14. The method of claim 11, wherein the antigen is selected from the group consisting of 1,3,5- Trinitrobenzene (TNB), 2,6-Dinitrotoluene (DNT), 2-Amino-4, 6 -Dinitro toluene (2-a-DNT), 2,4,6-trinitrobenzene (TNB), 2,4,6-trinitrobenzene sulfonic acid (TNBS), derivatives thereof, and combinations thereof.

15. The method of claim 1, wherein the binding agent has an affinity for the antigen, and an affinity for the molecule.
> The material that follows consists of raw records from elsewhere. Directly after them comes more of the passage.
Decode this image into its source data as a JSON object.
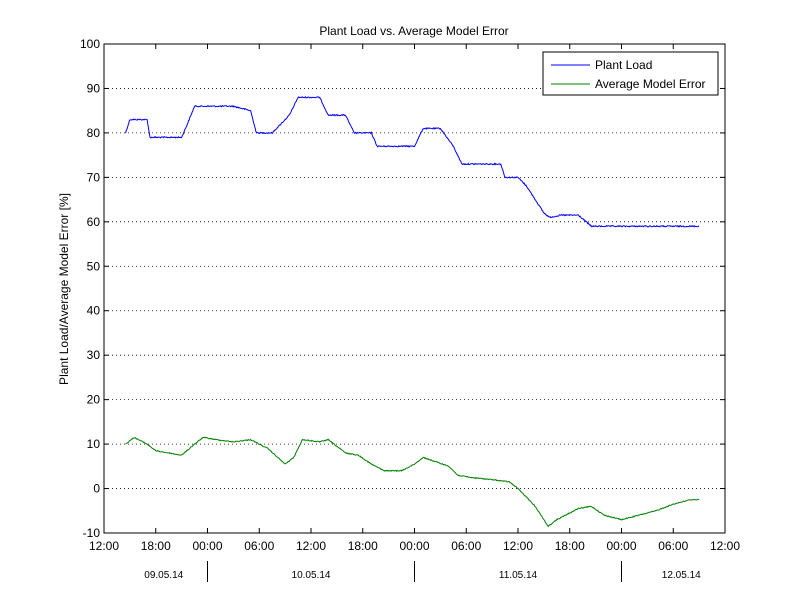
{
  "chart_data": {
    "type": "line",
    "title": "Plant Load vs. Average Model Error",
    "xlabel": "",
    "ylabel": "Plant Load/Average Model Error [%]",
    "ylim": [
      -10,
      100
    ],
    "yticks": [
      -10,
      0,
      10,
      20,
      30,
      40,
      50,
      60,
      70,
      80,
      90,
      100
    ],
    "xlim": [
      "2014-05-09 12:00",
      "2014-05-12 12:00"
    ],
    "xticks": [
      "2014-05-09 12:00",
      "2014-05-09 18:00",
      "2014-05-10 00:00",
      "2014-05-10 06:00",
      "2014-05-10 12:00",
      "2014-05-10 18:00",
      "2014-05-11 00:00",
      "2014-05-11 06:00",
      "2014-05-11 12:00",
      "2014-05-11 18:00",
      "2014-05-12 00:00",
      "2014-05-12 06:00",
      "2014-05-12 12:00"
    ],
    "xtick_labels": [
      "12:00",
      "18:00",
      "00:00",
      "06:00",
      "12:00",
      "18:00",
      "00:00",
      "06:00",
      "12:00",
      "18:00",
      "00:00",
      "06:00",
      "12:00"
    ],
    "date_labels": [
      "09.05.14",
      "10.05.14",
      "11.05.14",
      "12.05.14"
    ],
    "grid": {
      "y": true,
      "x": false,
      "style": "dotted"
    },
    "legend": {
      "position": "top-right"
    },
    "series": [
      {
        "name": "Plant Load",
        "color": "#0000ff",
        "x": [
          "2014-05-09 14:30",
          "2014-05-09 15:00",
          "2014-05-09 17:00",
          "2014-05-09 17:20",
          "2014-05-09 21:00",
          "2014-05-09 21:40",
          "2014-05-09 22:30",
          "2014-05-10 00:00",
          "2014-05-10 03:00",
          "2014-05-10 05:00",
          "2014-05-10 05:40",
          "2014-05-10 07:30",
          "2014-05-10 08:30",
          "2014-05-10 09:30",
          "2014-05-10 10:30",
          "2014-05-10 13:00",
          "2014-05-10 14:00",
          "2014-05-10 16:00",
          "2014-05-10 17:00",
          "2014-05-10 19:00",
          "2014-05-10 19:40",
          "2014-05-11 00:00",
          "2014-05-11 01:00",
          "2014-05-11 03:00",
          "2014-05-11 04:30",
          "2014-05-11 05:30",
          "2014-05-11 10:00",
          "2014-05-11 10:30",
          "2014-05-11 12:00",
          "2014-05-11 13:00",
          "2014-05-11 14:00",
          "2014-05-11 15:00",
          "2014-05-11 15:40",
          "2014-05-11 17:00",
          "2014-05-11 19:00",
          "2014-05-11 20:30",
          "2014-05-11 21:00",
          "2014-05-12 00:00",
          "2014-05-12 03:00",
          "2014-05-12 06:00",
          "2014-05-12 09:00"
        ],
        "values": [
          80,
          83,
          83,
          79,
          79,
          82,
          86,
          86,
          86,
          85,
          80,
          80,
          82,
          84,
          88,
          88,
          84,
          84,
          80,
          80,
          77,
          77,
          81,
          81,
          77,
          73,
          73,
          70,
          70,
          68,
          65,
          62,
          61,
          61.5,
          61.5,
          59,
          59,
          59,
          59,
          59,
          59
        ]
      },
      {
        "name": "Average Model Error",
        "color": "#007f00",
        "x": [
          "2014-05-09 14:30",
          "2014-05-09 15:30",
          "2014-05-09 17:00",
          "2014-05-09 18:00",
          "2014-05-09 19:30",
          "2014-05-09 21:00",
          "2014-05-09 22:30",
          "2014-05-09 23:30",
          "2014-05-10 01:00",
          "2014-05-10 03:00",
          "2014-05-10 05:00",
          "2014-05-10 07:00",
          "2014-05-10 09:00",
          "2014-05-10 10:00",
          "2014-05-10 11:00",
          "2014-05-10 13:00",
          "2014-05-10 14:00",
          "2014-05-10 16:00",
          "2014-05-10 17:30",
          "2014-05-10 19:00",
          "2014-05-10 20:30",
          "2014-05-10 22:30",
          "2014-05-11 00:00",
          "2014-05-11 01:00",
          "2014-05-11 02:30",
          "2014-05-11 04:00",
          "2014-05-11 05:00",
          "2014-05-11 06:30",
          "2014-05-11 09:00",
          "2014-05-11 11:00",
          "2014-05-11 12:00",
          "2014-05-11 14:00",
          "2014-05-11 15:30",
          "2014-05-11 16:30",
          "2014-05-11 19:00",
          "2014-05-11 20:30",
          "2014-05-11 22:00",
          "2014-05-12 00:00",
          "2014-05-12 02:00",
          "2014-05-12 04:00",
          "2014-05-12 06:00",
          "2014-05-12 08:00",
          "2014-05-12 09:00"
        ],
        "values": [
          10,
          11.5,
          10,
          8.5,
          8,
          7.5,
          10,
          11.5,
          11,
          10.5,
          11,
          9,
          5.5,
          7,
          11,
          10.5,
          11,
          8,
          7.5,
          5.5,
          4,
          4,
          5.5,
          7,
          6,
          5,
          3,
          2.5,
          2,
          1.5,
          0,
          -4,
          -8.5,
          -7,
          -4.5,
          -4,
          -6,
          -7,
          -6,
          -5,
          -3.5,
          -2.5,
          -2.5
        ]
      }
    ]
  }
}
16. The method of claim 1, wherein the binding agent is selected from the group consisting of aptamers, peptides, peptide nucleic acids, antibodies, proteins, RNA, DNA, small molecules, dendrimers, and combinations thereof.

17. The method of claim 11, wherein the binding agent is an anti-TNT antibody.

18. The method of claim 17, wherein the anti-TNT antibody is a monoclonal antibody.

19. The method of claim 1 , wherein the binding agent is unlabeled.

20. The method of claim 1, wherein the method takes from about 30 seconds to about 60 minutes.

21. The method of claim 1, wherein the method determines the concentration of the molecule in the sample.

22. The method of claim 1, wherein the method is capable of detecting nanogram levels of the molecule in the sample.